Com participação do historiador Luiz Antônio Simas e da escritora Conceição Evaristo na curadoria, a mostra dá vida às histórias cotidianas da cidade através de 600 obras de arte, entre fotografias, pinturas, filmes e músicas. São mais de 100 artistas de diferentes gerações, como Rosana Paulino, Denilson Baniwa, Bispo do Rosário, Laerte, Bastardo, além de Milena Manfredini, Guignard, Di Cavalcanti e Lasar Segall.

– Há uma certa percepção turística da cidade como um balneário restrito à Zona Sul. A exposição lança um olhar para o Rio praticado de fato pelos cariocas. É no subúrbio que está o nosso patrimônio imaterial. As comidas, músicas, as maneiras de se festejar a vida – aponta Luiz Antônio Simas.

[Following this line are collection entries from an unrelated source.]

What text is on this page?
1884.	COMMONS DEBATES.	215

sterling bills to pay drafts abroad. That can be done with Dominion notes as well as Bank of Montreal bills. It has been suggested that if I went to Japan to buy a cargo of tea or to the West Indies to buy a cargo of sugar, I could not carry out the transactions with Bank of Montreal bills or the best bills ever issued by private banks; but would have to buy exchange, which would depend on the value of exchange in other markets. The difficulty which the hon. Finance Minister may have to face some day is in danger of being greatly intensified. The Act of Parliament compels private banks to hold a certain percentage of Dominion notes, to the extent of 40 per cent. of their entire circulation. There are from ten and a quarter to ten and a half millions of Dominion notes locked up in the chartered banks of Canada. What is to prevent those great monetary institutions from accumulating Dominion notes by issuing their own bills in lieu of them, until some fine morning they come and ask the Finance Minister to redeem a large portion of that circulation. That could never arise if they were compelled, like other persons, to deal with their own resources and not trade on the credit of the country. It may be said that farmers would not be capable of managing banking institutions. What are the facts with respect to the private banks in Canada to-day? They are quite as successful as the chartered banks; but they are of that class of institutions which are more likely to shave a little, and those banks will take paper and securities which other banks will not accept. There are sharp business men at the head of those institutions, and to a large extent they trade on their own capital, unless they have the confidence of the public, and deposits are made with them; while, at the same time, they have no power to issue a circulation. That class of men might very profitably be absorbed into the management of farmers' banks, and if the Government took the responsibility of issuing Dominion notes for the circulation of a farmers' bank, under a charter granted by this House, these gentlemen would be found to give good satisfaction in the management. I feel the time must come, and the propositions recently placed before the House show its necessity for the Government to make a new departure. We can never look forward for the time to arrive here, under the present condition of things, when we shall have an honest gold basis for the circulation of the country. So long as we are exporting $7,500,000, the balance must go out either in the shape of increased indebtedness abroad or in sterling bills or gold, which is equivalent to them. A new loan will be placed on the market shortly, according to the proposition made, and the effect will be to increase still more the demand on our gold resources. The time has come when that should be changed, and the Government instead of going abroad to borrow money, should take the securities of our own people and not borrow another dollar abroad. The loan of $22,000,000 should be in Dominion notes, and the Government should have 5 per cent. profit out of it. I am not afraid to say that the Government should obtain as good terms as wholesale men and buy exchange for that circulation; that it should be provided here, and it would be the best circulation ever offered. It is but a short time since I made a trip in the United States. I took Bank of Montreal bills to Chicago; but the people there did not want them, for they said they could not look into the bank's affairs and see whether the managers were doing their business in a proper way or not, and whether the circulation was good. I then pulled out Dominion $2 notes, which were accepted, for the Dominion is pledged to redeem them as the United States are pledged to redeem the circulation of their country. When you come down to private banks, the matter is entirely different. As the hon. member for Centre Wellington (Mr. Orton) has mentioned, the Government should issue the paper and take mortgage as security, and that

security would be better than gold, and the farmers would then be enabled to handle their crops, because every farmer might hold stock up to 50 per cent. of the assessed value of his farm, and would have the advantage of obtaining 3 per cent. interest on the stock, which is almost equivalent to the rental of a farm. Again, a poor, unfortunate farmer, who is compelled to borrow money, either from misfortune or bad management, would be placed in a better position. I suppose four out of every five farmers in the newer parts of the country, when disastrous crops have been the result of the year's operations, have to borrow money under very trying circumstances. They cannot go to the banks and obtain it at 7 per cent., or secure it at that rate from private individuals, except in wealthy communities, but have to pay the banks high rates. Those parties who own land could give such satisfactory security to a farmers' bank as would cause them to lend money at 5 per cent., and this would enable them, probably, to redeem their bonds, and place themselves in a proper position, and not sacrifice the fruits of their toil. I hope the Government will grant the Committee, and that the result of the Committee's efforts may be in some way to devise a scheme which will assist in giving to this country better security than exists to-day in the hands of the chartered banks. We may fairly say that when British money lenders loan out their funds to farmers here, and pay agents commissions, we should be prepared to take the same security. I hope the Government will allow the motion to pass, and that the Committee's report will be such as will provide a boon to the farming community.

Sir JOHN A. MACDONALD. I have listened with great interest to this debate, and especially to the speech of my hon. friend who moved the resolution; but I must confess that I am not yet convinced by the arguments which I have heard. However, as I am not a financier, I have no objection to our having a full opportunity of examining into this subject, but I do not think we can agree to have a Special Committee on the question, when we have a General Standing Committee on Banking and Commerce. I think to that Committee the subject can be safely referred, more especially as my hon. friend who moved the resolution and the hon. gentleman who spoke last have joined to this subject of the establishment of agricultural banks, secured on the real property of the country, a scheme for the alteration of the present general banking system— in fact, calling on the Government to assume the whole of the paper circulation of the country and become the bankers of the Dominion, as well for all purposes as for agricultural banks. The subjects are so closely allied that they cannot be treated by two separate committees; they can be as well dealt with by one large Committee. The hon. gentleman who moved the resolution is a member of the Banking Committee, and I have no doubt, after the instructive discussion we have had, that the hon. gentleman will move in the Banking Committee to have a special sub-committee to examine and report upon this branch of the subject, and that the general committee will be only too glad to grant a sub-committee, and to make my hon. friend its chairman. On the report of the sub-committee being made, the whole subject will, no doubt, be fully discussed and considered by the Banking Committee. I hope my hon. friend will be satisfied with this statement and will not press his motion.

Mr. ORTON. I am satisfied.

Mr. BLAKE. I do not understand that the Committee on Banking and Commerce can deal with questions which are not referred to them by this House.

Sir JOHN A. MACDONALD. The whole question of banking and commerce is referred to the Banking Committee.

O bom e velho bate-papo entre vizinhos é uma das referências da exposição. Logo no início, o visitante atravessa um túnel que dá acesso às galerias ao som do burburinho de uma conversa entre Simas, Conceição Evaristo e a cantora Teresa Cristina. Ao fim, uma televisão exibe o vídeo do diálogo.

Passeando pelas três galerias de exposição, o público é acompanhado pela sonorização do cotidiano, através de músicas e sons. – É a perspectiva de que a cidade não é só vista, mas escutada e sentida – explica o curador-chefe do museu, Marcelo Campos.

A exposição propõe ainda um mergulho no Rio pré-pandêmico para refletir sobre as próximas páginas para a cidade.

– Neste ano, decidimos resgatar a força do Rio. Nossa proposta é revermos nossas tragédias e pensar na potência que existe aqui. Somos capazes de reconstruir, mesmo com as adversidades. Queremos pensar na reivenção – afirma Campos.

Para o historiador Simas, a pandemia esvaziou o papel da rua como um local de encontro, e a evidenciou como um lugar de passagem, de passos apressados.

– Com a tecnologia, descobrimos outras formas de criar nossos elos de sociabilidade, mas isso também pode nos levar a uma perspectiva de uma cidade que se esconde atrás da tela – alerta Simas – Precisamos pensar na retomada e discutir que cidade queremos: fundamentada em encontros ou moldada pela lógica de circulação apressada? – questiona.

"Crônicas cariocas" é a principal exposição deste ano no MAR e vai até 31 de julho de 2022. Pelas redes sociais do museu, o público também poderá acompanhar semanalmente a série “Isso é a cara do Rio!”, composta por dez vídeos que abordam o cotidiano do carioca em situações do dia a dia, observadas pelas ruas da cidade.

Museu de Arte do Rio: Praça Mauá, 5, Centro — 3031-2741. De 25 de setembro de 2021 a 31 de julho de 2022. Ingressos a partir de R$ 10. Qui a dom, das 11h às 18h.